An open letter to all you complacent, feckless liberals who didn’t bother to show up for the 2014 midterms and didn’t bother to vote for Hillary Clinton in 2016 because you thought she was meh or whatever:
Curse Donald Trump and Mitch McConnell all you want, rant to your heart’s content about their raw exercise of brute power, but the looming nightmare of a 6-3 right-wing Supreme Court is ultimately your fault. You did this.
For decades, Republicans and conservative activists have prioritized the takeover of the federal courts, emblazoning that issue in every single election. You have never done that. Nor, inexplicably, have your Democratic leaders.
Mere weeks ago, Trump’s GOP highlighted the courts – most notably the Supreme Court – over and over at the Republican convention. But your Democratic leaders barely mentioned the courts at your convention – and the few liberal activists who prioritize the courts were rightly outraged; in the words of Brian Fallon, executive director of Demand Justice, “We have two liberal justices over 80 years old, which means this election will be make or break for the future of the Supreme Court. But you wouldn’t have known it from the (Democratic) speeches.”
There would be no Amy Coney Barrett if you complacent liberals, and everyone else in the so-called Obama coalition, had been paying attention during the last 10 years and had devoted even a minimal effort to connect the dots.
Why did I choose that time frame? Because after Barack Obama was elected in 2008, too many of you basked in victory and sat on your ass, figuring that the game was over. You stayed home en masse during the 2010 midterm elections and allowed the tea-party nuts to invade Capitol Hill. Worse yet, you skipped the 2014 midterms, apparently oblivious to the fact that the Senate and Supreme Court were closely divided and thus the stakes were actually sky high.
Care to hear what happened? Thanks to your laziness, midterm turnout was the lowest in 72 years…and the Republicans took the Senate by picking up nine seats. Nine seats. It was the first time since 1918 that Democrats lost the Senate during a Democratic president’s second term. Thanks to the 2014 midterms, Mitch McConnell became Majority Leader and was unleashed to practice his dark magic. Thanks a lot, liberals and lazy grassroots Democrats. If not for your apathetic behavior in 2014, McConnell would not have had the clout to block Merrick Garland’s nomination in 2016.

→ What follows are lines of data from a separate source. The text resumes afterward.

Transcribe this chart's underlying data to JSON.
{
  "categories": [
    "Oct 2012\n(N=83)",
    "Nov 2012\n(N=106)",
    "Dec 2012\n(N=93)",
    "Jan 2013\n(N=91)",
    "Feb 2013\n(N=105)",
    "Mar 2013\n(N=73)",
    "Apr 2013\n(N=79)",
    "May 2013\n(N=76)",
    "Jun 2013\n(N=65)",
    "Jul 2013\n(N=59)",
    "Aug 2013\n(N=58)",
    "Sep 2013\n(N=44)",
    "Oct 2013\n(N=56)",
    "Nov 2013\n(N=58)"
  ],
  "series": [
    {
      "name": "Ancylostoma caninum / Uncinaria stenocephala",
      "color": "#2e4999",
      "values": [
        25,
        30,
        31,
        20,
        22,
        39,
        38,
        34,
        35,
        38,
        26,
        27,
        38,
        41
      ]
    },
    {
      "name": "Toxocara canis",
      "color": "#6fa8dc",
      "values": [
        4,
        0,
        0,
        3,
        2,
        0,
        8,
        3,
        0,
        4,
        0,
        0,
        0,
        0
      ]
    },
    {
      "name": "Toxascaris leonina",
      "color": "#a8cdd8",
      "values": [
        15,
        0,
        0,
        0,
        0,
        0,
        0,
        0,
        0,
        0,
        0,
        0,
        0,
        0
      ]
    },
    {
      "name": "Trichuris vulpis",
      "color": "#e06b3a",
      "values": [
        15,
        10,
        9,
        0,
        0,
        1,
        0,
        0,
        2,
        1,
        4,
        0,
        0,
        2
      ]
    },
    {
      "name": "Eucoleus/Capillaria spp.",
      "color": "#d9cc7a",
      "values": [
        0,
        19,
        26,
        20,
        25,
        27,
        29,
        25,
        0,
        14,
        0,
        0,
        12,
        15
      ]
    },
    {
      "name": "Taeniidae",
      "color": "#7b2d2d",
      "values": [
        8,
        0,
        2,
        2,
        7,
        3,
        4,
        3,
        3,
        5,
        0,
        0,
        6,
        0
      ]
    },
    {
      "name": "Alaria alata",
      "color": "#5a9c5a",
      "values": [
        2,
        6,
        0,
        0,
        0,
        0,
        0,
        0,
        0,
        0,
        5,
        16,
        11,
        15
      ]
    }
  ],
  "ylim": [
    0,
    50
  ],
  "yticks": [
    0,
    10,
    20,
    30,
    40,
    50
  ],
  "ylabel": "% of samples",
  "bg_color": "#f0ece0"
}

Yeah, let’s talk about 2016. Garland’s limbo – built on the absurd argument that Obama, twice elected with voting majorities, had no right to pick a nominee in his final year – should have been a massive rallying cry for those of you who favor the blue side. But no.
It was blatantly obvious that the Republicans were playing the long game with the high court. Religious conservatives subsumed their qualms about Donald Trump’s serial lying and moral failings because he promised them a post-Scalia conservative bench. John Boehner, the ex-House speaker, said during the campaign that Trump “disgusted” him – nevertheless, “The only thing that really matters over the next four years or eight years is who is going to appoint the next Supreme Court nominees…The biggest impact any president can have on American society is who’s on the court.”
Republicans instinctively understand power. They blared their court message with a bullhorn, in plain sight.
But too many of you on the left were deaf. Your reaction went something like this:
“Bernie got screwed, so the hell with Hillary.”
“There’s something I don’t like Hillary. I don’t know, I just don’t like her.”
“She says she’s for a $15 federal minimum wage, but I don’t believe her.”
“She’s a warmonger.”
“Those emails.”
“At least I can vote my conscience with Jill Stein.”
(Stein junkie Susan Sarandon: “It’s clear a third party is necessary and viable at this time. Fear of Donald Trump is not enough for me to support Clinton, with her record of corruption.”)
And so on. After the dust settled, we got word from the national exit polls that 21 percent of all voters cited the Supreme Court as the “most important” factor in their decision – and that, among those folks, Trump clobbered Clinton by 15 points (56 to 41). Indeed, “26 percent of Trump voters told pollsters that Supreme Court nominees were the most important factor in their voting, compared with only 18 percent of Hillary Clinton voters who said the same.”
And here we are today. Elections have consequences.
So go ahead, feckless liberals, and fume at what Trump and McConnell are doing now. Go ahead and lament how powerless the Democrats are to stop what’s happening. Just be aware of your own complicity, and let us hope that some day, finally, you’ll wake up and play the long game with the same ruthless foresight that fuels the craven opposition.